You aren't disagreeing with gotquestions.org's interpretation? You are asserting that God predetermines those individuals who will be enabled to have faith (unconditionally) and those who will not?
Over the last 45 years, I've been studying and praying and watching this 500-year-old debate between "Armenianism" and "Calvinism" (put in quotes because they both have numerous permutations), and realized that every time I see it debated, the dispute not going to be resolved that day.
They both have arguments equally well-supported by scripture--which is why the debate has gone on so long without resolution.
But over the years, I've learned that debates are less meaningful than proceeding with the Mission--which is not under dispute.

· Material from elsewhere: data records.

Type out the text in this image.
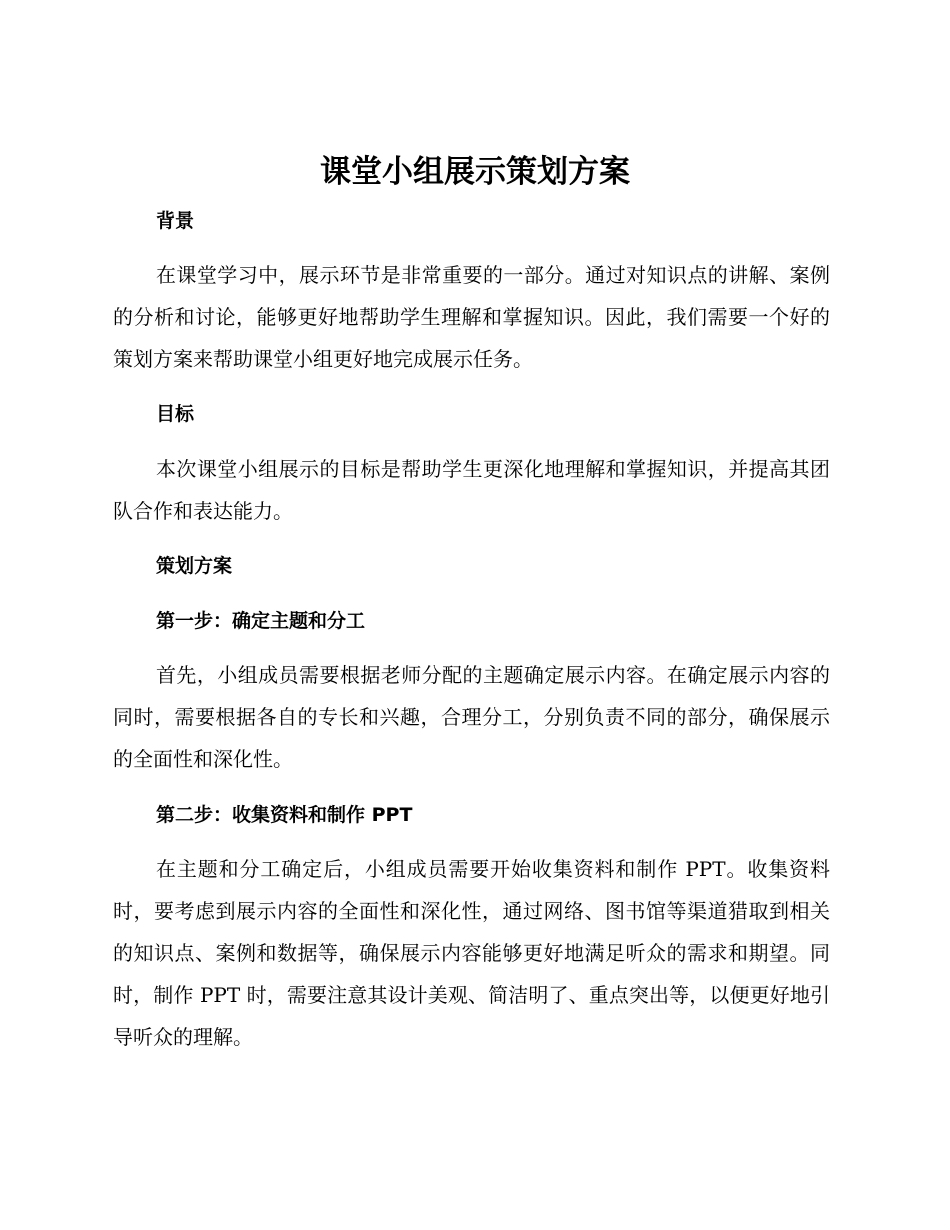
课堂小组展示策划方案
背景

在课堂学习中，展示环节是非常重要的一部分。通过对知识点的讲解、案例的分析和讨论，能够更好地帮助学生理解和掌握知识。因此，我们需要一个好的策划方案来帮助课堂小组更好地完成展示任务。

目标

本次课堂小组展示的目标是帮助学生更深化地理解和掌握知识，并提高其团队合作和表达能力。

策划方案
第一步：确定主题和分工

首先，小组成员需要根据老师分配的主题确定展示内容。在确定展示内容的同时，需要根据各自的专长和兴趣，合理分工，分别负责不同的部分，确保展示的全面性和深化性。

第二步：收集资料和制作 PPT

在主题和分工确定后，小组成员需要开始收集资料和制作 PPT。收集资料时，要考虑到展示内容的全面性和深化性，通过网络、图书馆等渠道猎取到相关的知识点、案例和数据等，确保展示内容能够更好地满足听众的需求和期望。同时，制作 PPT 时，需要注意其设计美观、简洁明了、重点突出等，以便更好地引导听众的理解。
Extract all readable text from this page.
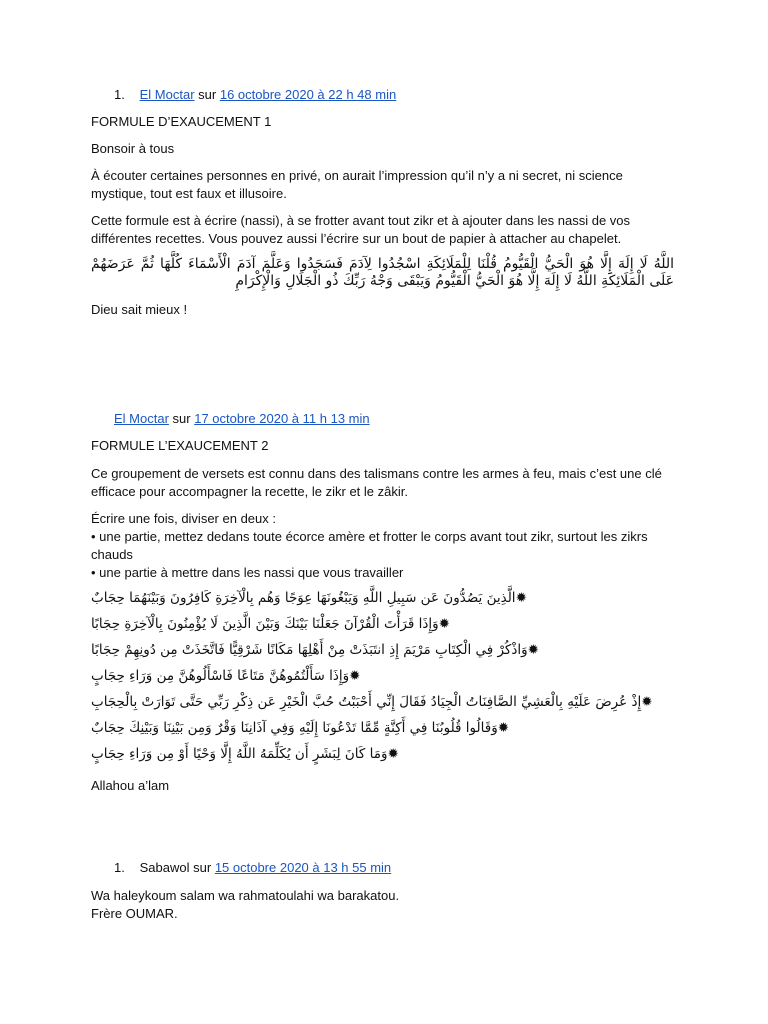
1. El Moctar sur 16 octobre 2020 à 22 h 48 min

FORMULE D’EXAUCEMENT 1

Bonsoir à tous

À écouter certaines personnes en privé, on aurait l’impression qu’il n’y a ni secret, ni science mystique, tout est faux et illusoire.

Cette formule est à écrire (nassi), à se frotter avant tout zikr et à ajouter dans les nassi de vos différentes recettes. Vous pouvez aussi l’écrire sur un bout de papier à attacher au chapelet.

اللَّهُ لَا إِلَهَ إِلَّا هُوَ الْحَيُّ الْقَيُّومُ قُلْنَا لِلْمَلَائِكَةِ اسْجُدُوا لِآدَمَ فَسَجَدُوا وَعَلَّمَ آدَمَ الْأَسْمَاءَ كُلَّهَا ثُمَّ عَرَضَهُمْ عَلَى الْمَلَائِكَةِ اللَّهُ لَا إِلَهَ إِلَّا هُوَ الْحَيُّ الْقَيُّومُ وَيَبْقَى وَجْهُ رَبِّكَ ذُو الْجَلَالِ وَالْإِكْرَامِ

Dieu sait mieux !

El Moctar sur 17 octobre 2020 à 11 h 13 min

FORMULE L’EXAUCEMENT 2

Ce groupement de versets est connu dans des talismans contre les armes à feu, mais c’est une clé efficace pour accompagner la recette, le zikr et le zâkir.

Écrire une fois, diviser en deux :

• une partie, mettez dedans toute écorce amère et frotter le corps avant tout zikr, surtout les zikrs chauds

• une partie à mettre dans les nassi que vous travailler

✹الَّذِينَ يَصُدُّونَ عَن سَبِيلِ اللَّهِ وَيَبْغُونَهَا عِوَجًا وَهُم بِالْآخِرَةِ كَافِرُونَ وَبَيْنَهُمَا حِجَابٌ
✹وَإِذَا قَرَأْتَ الْقُرْآنَ جَعَلْنَا بَيْنَكَ وَبَيْنَ الَّذِينَ لَا يُؤْمِنُونَ بِالْآخِرَةِ حِجَابًا
✹وَاذْكُرْ فِي الْكِتَابِ مَرْيَمَ إِذِ انتَبَذَتْ مِنْ أَهْلِهَا مَكَانًا شَرْقِيًّا فَاتَّخَذَتْ مِن دُونِهِمْ حِجَابًا
✹وَإِذَا سَأَلْتُمُوهُنَّ مَتَاعًا فَاسْأَلُوهُنَّ مِن وَرَاءِ حِجَابٍ
✹إِذْ عُرِضَ عَلَيْهِ بِالْعَشِيِّ الصَّافِنَاتُ الْجِيَادُ فَقَالَ إِنِّي أَحْبَبْتُ حُبَّ الْخَيْرِ عَن ذِكْرِ رَبِّي حَتَّى تَوَارَتْ بِالْحِجَابِ
✹وَقَالُوا قُلُوبُنَا فِي أَكِنَّةٍ مِّمَّا تَدْعُونَا إِلَيْهِ وَفِي آذَانِنَا وَقْرٌ وَمِن بَيْنِنَا وَبَيْنِكَ حِجَابٌ
✹وَمَا كَانَ لِبَشَرٍ أَن يُكَلِّمَهُ اللَّهُ إِلَّا وَحْيًا أَوْ مِن وَرَاءِ حِجَابٍ

Allahou a’lam

1. Sabawol sur 15 octobre 2020 à 13 h 55 min

Wa haleykoum salam wa rahmatoulahi wa barakatou.

Frère OUMAR.
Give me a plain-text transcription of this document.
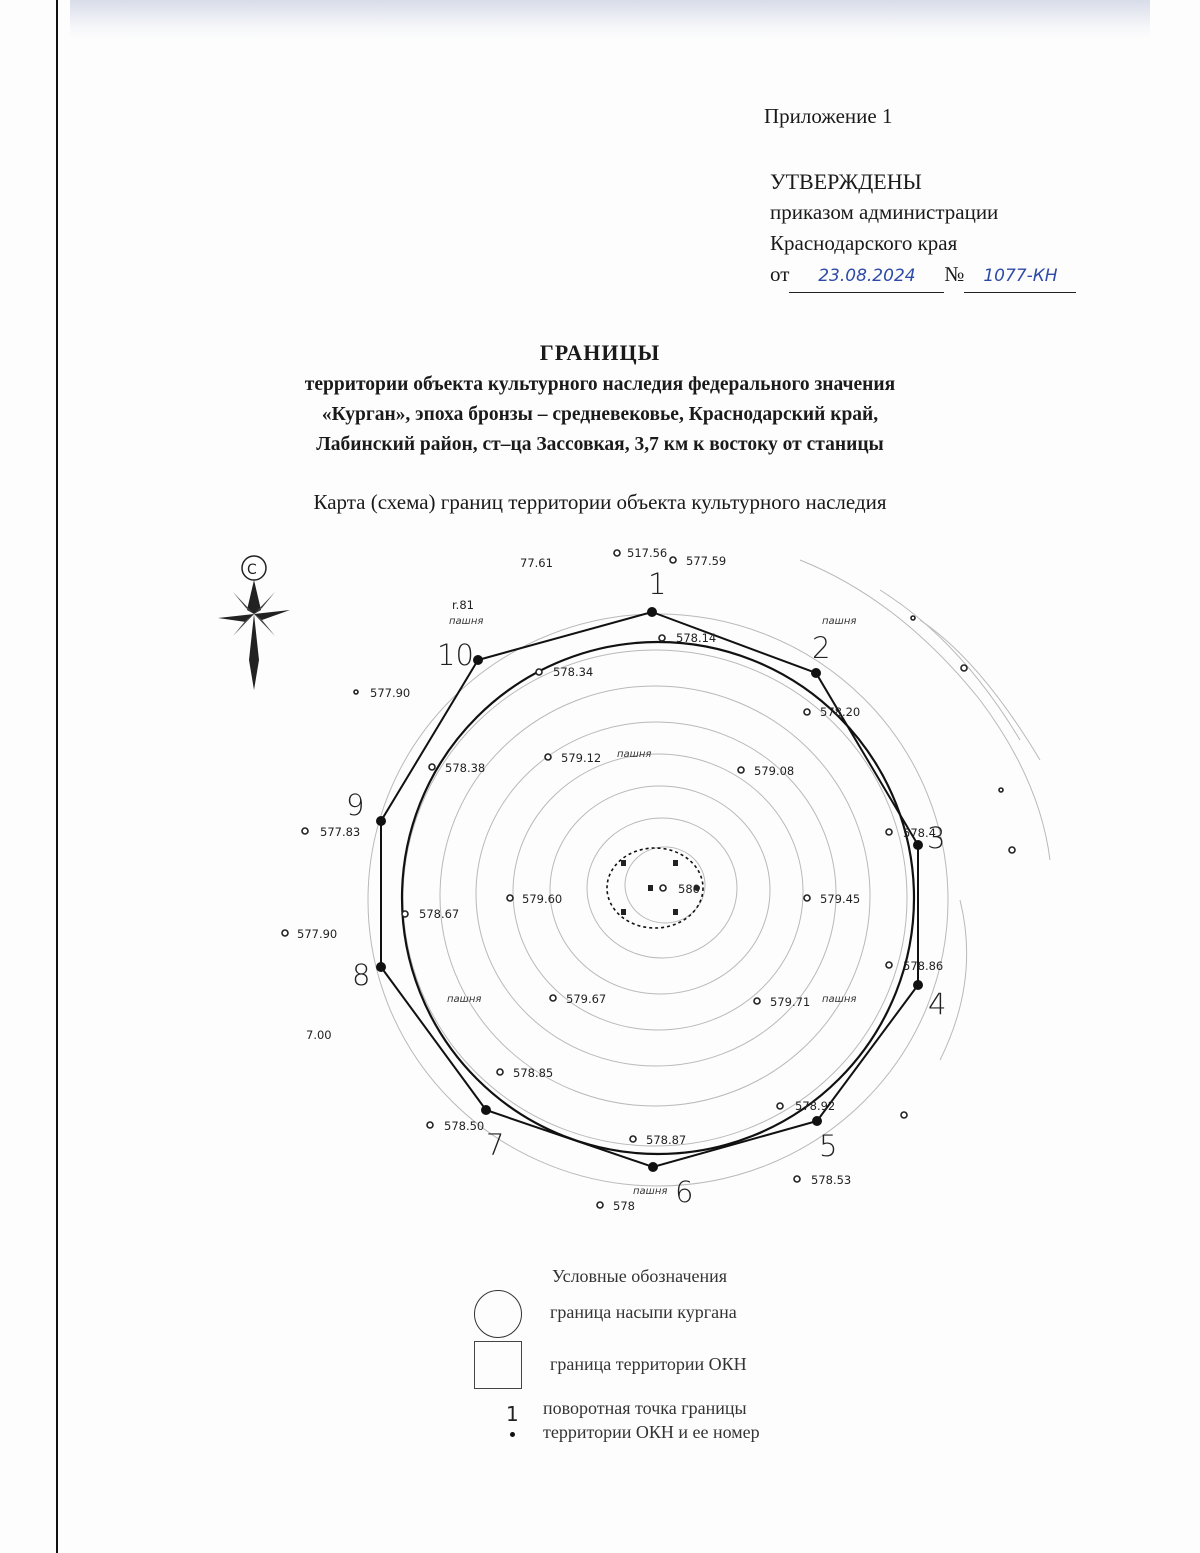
Приложение 1
УТВЕРЖДЕНЫ
приказом администрации
Краснодарского края
от 23.08.2024 № 1077-КН
ГРАНИЦЫ
территории объекта культурного наследия федерального значения
«Курган», эпоха бронзы – средневековье, Краснодарский край,
Лабинский район, ст–ца Зассовкая, 3,7 км к востоку от станицы
Карта (схема) границ территории объекта культурного наследия
С	1
2
3
4
5
6
7
8
9
10
517.56
577.59
578.14
578.34
578.20
577.90
579.12
579.08
578.38
578.4
577.83
579.60
580
579.45
578.67
577.90
578.86
579.67	579.71
578.85
578.92
578.50
578.87
578.53
578
7.00
r.81
77.61
пашня	пашня
пашня
пашня	пашня
пашня
Условные обозначения
граница насыпи кургана
граница территории ОКН
1 поворотная точка границы
территории ОКН и ее номер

When all is said and done, there won't be any benefit to have argued a strong debate over the years...but there is benefit to have proceeded with the Mission.
But in proceeding with the Mission, I've observed something:
No man can come to me, except the Father which hath sent me draw him -- John 6;44
I told you that no one can come to me unless the Father has enabled them -- John 6:65
This is combined with something else Jesus said:
If anyone will not welcome you or listen to your words, leave that home or town and shake the dust off your feet -- Matthew 10
I've seen 'way too often over the years that some people seem to be prepared to accept the gospel. They can pick up something as crude as a page from a Chick's tract in the gutter and
Ka-Pow! the Holy Spirit has them. They hear it the first time and go, "Whoa! That's what I've been looking for!"
Then there are other people who can have had dozens of people preaching the gospel to them in the most eloquent manner, and they continually resist it. I have very rarely seen anyone "rationalized" into faith.
Something is going on there, something we're not directly privy to, and that that our "audience" for the gospel is not actually everyone, but those individuals who have been enable to accept it...although we don't know who those individuals are merely by looking at them.
But I do think there is something else crucial that must happen:
My sheep hear My voice, and I know them, and they follow Me. -- John 10
That verse says two things: One is that Jesus knows who are His. They are already identified to Him and by Him. The second is that those individuals
will respond to His voice.
But they have to hear His voice, not just someone spouting Christianese Christo-babble at them. It is necessary for the would-be evangelist to be in the right place at the right time speaking the right words to the right people as directed to him by Jesus.
Paul and his companions traveled throughout the region of Phrygia and Galatia, having been kept by the Holy Spirit from preaching the word in the province of Asia. -- Acts 16:6
I always kind of wonder how the Holy Spirit "prevented" them from going into Asia. I suspect it was merely by directing them explicitly Macedonia:
During the night Paul had a vision of a man of Macedonia standing and begging him, "Come over to Macedonia and help us." Acts 16:9
That didn't mean nobody in Asia was enabled to receive the gospel, only that Paul wasn't the right person at the right time who'd say the right thing.
I knew a woman, a former prostitute, who I've spoken of before in these forums. She testified that she'd had preachers shouting Christianese Christo-babble at her many times, telling her she was damned to hell for her sins...and she had fully accepted that.
Then one day, a preacher from our church was speaking on the corner, and she said something held her there while he spoke. Then he said this: "
Therefore, if anyone is in Christ, the new creation has come: The old has gone, the new is here! " That was her "wait...what?" moment.
The pastor who had said those words told me that at the end of the sermon, as they were packing to leave that night, a prostitute had walked up to him and put her finger right on his chest demanding, "What you said about a new creation and the old going away...
is that the truth?"
Nobody had ever said to her before that it was possible to actually leave the baggage of sin behind.
It wasn't that she was not enabled--she had been enabled, which is why she felt herself unable to leave. But nobody had spoken to her before
in the voice of Jesus speaking to His lost sheep. "You're going to hell!" is
not "Come to me and be saved."
In fact, hell had
never been that woman's destiny. She was known to Jesus, her name was written in His book, and she had been enabled by the Father. Whoever had told her she was going to hell had been lying to her, and she had not responded to that lie. But she did respond to the voice of Jesus speaking the truth.
That leaves me flirting with concepts that Calvinists have married. For sure, scripture speaks of election, predestination, individual enablement and such. Calvinists tend to preach that in emphasis of God culling out people to be condemned.
Rather, I tend to think of it in terms of creating confidence of success. If I go where Jesus tells me to go, when Jesus tells me to go, and speak to the people Jesus tells me to speak to with the words He has for
them--if I've done those things correctly, I can be confident that He will have someone there who is enabled to accept it.
I think that's the intention of Romans 9.